Warnings about the use of energy drinks such as Red Bull with intensive physical activity or alcoholic beverages should also be mandatory.

BfR noted the regularity with which energy drinks were mixed with alcoholic beverages meant "persons no longer realistically assess their dwindling responsiveness caused by alcohol consumption under the influence of energy drinks", a problem the energy drinks sector had never taken full responsibility for.

Such label warning were in place in countries like Finland and Canada, ingredient limitations were in place in France where taurine is banned.

Denmark and Norway had banned or recommended banning energy drinks altogether.

BfR's review took in products containing not more than 320 mg/l of caffeine, 4000 mg/l of taurine, 200 mg/l of inosite and 2400 mg/l of glucuronolactone.

Consumption hazards

It noted that as far back as 2002 a scan of German poison information and treatment centres revealed energy drink-related incidents included seizures, tachycardia (increased heart rate), cardiac dysrhythmia, rhabdomyolysis (decline of skeletal muscle cells), agitation, hypertonia (high blood pressure), respiratory disorders and psychotic conditions.

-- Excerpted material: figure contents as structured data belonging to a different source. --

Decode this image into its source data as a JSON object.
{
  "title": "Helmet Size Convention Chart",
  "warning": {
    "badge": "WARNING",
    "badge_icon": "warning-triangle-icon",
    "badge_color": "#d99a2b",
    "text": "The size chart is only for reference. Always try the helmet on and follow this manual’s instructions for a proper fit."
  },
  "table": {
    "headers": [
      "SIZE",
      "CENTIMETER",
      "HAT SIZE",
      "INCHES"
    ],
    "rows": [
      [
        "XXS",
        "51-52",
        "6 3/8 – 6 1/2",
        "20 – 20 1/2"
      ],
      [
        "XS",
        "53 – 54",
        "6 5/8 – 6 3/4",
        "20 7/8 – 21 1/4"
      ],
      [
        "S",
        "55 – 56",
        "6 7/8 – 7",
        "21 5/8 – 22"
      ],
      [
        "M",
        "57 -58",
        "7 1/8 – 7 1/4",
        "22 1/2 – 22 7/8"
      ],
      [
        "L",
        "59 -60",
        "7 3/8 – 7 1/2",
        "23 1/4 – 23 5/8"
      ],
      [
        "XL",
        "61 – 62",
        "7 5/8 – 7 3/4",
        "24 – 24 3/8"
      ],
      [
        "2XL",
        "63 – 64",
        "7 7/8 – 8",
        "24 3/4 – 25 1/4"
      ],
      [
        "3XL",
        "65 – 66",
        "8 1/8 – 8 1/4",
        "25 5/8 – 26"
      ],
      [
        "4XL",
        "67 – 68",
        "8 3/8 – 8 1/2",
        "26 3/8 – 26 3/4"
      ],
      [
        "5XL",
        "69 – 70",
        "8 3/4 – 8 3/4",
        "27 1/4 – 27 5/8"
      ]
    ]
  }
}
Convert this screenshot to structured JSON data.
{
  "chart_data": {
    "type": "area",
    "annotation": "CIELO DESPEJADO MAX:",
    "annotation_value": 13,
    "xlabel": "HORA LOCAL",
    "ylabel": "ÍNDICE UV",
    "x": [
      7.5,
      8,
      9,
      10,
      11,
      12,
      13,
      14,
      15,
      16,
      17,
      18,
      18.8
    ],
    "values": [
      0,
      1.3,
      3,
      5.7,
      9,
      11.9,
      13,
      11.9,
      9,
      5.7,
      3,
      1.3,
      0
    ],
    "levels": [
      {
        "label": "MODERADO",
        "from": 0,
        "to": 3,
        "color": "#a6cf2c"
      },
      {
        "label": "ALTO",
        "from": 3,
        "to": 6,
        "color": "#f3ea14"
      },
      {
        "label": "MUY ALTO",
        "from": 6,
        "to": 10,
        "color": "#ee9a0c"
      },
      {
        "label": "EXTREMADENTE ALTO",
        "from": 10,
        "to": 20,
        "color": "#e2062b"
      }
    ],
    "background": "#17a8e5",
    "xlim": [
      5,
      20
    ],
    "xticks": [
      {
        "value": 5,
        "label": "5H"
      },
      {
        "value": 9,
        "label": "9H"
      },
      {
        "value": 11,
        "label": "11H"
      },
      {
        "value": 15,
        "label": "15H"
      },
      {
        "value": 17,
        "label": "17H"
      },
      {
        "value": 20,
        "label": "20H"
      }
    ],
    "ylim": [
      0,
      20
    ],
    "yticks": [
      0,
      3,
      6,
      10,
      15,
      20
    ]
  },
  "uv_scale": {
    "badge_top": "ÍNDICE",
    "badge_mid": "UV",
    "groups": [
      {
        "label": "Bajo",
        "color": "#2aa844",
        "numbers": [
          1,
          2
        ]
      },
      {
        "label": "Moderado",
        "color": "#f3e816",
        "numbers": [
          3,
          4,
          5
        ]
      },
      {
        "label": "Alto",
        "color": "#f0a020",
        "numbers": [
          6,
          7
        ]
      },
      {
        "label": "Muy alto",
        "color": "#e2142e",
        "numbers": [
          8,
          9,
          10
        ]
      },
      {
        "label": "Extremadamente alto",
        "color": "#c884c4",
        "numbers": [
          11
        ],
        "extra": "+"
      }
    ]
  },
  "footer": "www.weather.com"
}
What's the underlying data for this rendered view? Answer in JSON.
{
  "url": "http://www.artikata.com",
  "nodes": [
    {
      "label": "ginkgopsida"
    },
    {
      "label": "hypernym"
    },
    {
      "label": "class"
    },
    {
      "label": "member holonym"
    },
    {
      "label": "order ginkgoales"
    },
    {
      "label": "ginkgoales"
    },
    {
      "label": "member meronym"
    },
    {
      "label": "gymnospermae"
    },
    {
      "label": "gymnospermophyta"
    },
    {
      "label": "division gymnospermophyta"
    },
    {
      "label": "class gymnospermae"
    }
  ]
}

As well as citing numerous studies demonstrating the potential hazards of energy drink consumption due to different ingredients, BfR's report notes a number of case studies where energy drinks have led to adverse reactions including death in combination with alcohol and alone.

The use of energy drinks as substitutes for sports beverages was also questioned. Sports beverages supplied, "calorific energy, are consumed in larger amounts in conjunction with intensive physical activity and are, therefore, associated with the consumer conditions which are specifically contra-indicated for energy drinks."

The European Food Safety Authority (EFSA) is in the process of assessing the status of energy drinks, with an EU-wide approach a possible consequence of that assessment.

"This could encourage EU-wide data matching and lead to the emergence of new findings about consumer groups who may be particularly sensitive to energy drinks," Bfr said. "As far as exposure is concerned, it is pointed out that in a Scientific Committee on Food (SCF) expert report which is still valid, reference was made to the unit of 250 ml cans for energy drinks which had been the norm up to then whereas far larger packs are now sold internationally."